Mismanagement and lack of targets causing Hong Kong’s marine parks to suffer

WWF-Hong Kong calls for broadening protected zone from 2pc of city’s waters to 30pc

PUBLISHED : Thursday, 08 June, 2017, 12:15am
UPDATED : Thursday, 08 June, 2017, 5:23pm

A report on Hong Kong’s marine parks found they are not being managed on scientific lines and that there are no hard targets to expand the protected areas.

The parks make up just 2 per cent of the city’s waters, but environmental group WWF-Hong Kong, which funded the Chinese University study, said this should be enlarged to at least 10 per cent by 2020 and 30 per cent by 2030.

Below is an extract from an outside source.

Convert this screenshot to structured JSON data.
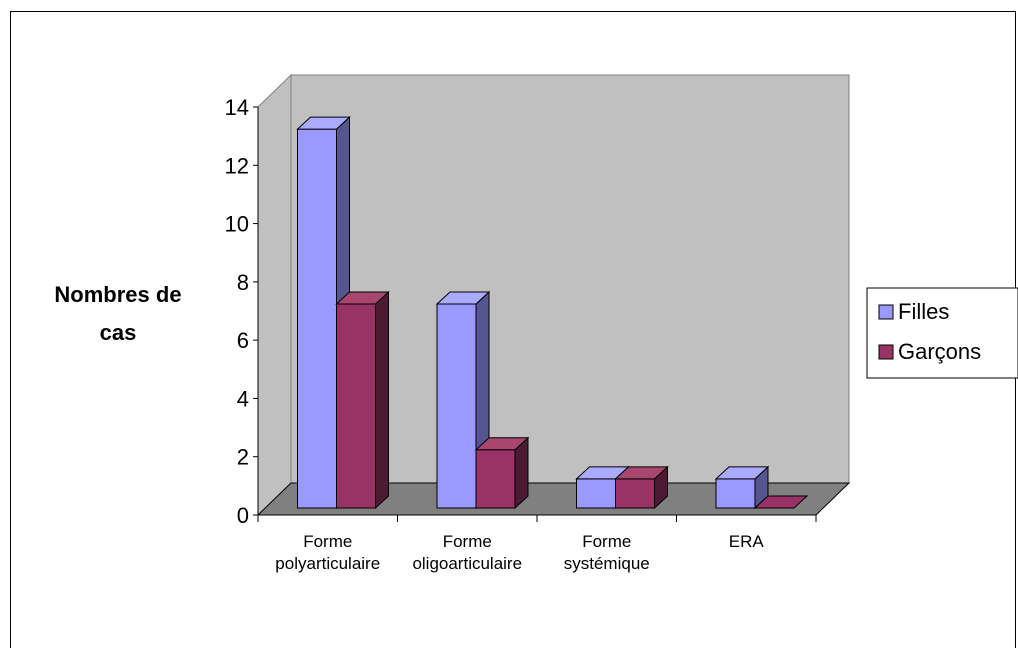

It is in the process of updating a marine ecology “hot spot” map to identify waters suitable for immediate protection, such as west Lantau, south Lantau’s Shui Hau, the Ninepin Islands and Sharp Island.

Five marine parks and a marine reserve currently make up the 2,430 hectares of protected waters.

Professor Ang Put of the university’s Marine Science Laboratory pointed out in the report that each marine park appeared to be managed individually without much consideration of their functional connectedness.

“There has already been a consensus among conservation biologists that it is better to have a single large area than to have several smaller areas to be designated as protected area,” he wrote.

Most marine parks set up in recent years have been “compensation” items for infrastructure projects. WWF-Hong Kong conservation manager Samantha Lee said this put some at risk of becoming “paper parks” with low ecological value.

It is better to have a single large area than to have several smaller areas to be designated as protected area
Ang Put, Chinese University Marine Science Laboratory

“Without a long-term commitment to enlarge protected areas to a certain area and no transparent data on their effectiveness, it is hard to communicate to stakeholders such as the fisheries sector why it is important to set up new marine parks,” she said.

Overfishing as a result of unregulated practices has reduced yearly catches of the city’s fleet by more than half since 1980.

Despite some progressive measures such as a trawling ban in 2012, “Hong Kong still has no limit on catch sizes and lacks a long-term fisheries monitoring programme,” senior conservation officer Lam Yin-ha said.

Licensed commercial fishing is still permitted in marine parks.

The report highlighted a deterioration of the general marine environment inside and outside protected areas.

In marine parks like Tung Ping Chau, the success rates of coral recruitment – the process of coral larvae establishing themselves in coral communities – had dropped to alarmingly low levels of less than one recruit per metre square a year.

Create more ‘no-take’ zones in Hong Kong marine parks, says campaigner Sharon Kwok

Individual sightings of Chinese white dolphins around Lantau have dropped 60 per cent in 10 years.

Though the Agriculture, Fisheries and Conservation Department has not conducted any baseline studies on the health of marine parks, a University of Hong Kong poll found that one in eight Hongkongers supported increasing the size of protected areas.

The department said it had been conducting long-term monitoring in protected areas and was using the data to help monitor effectiveness. Fish levels were generally higher inside than outside protected areas, it said.

“Government will continue to take forward the preparation work for the designation of other proposed marine parks, including the Southwest Lantau Marine Park in 2018 and the Soko Islands Marine Park in 2019,” a spokesman said.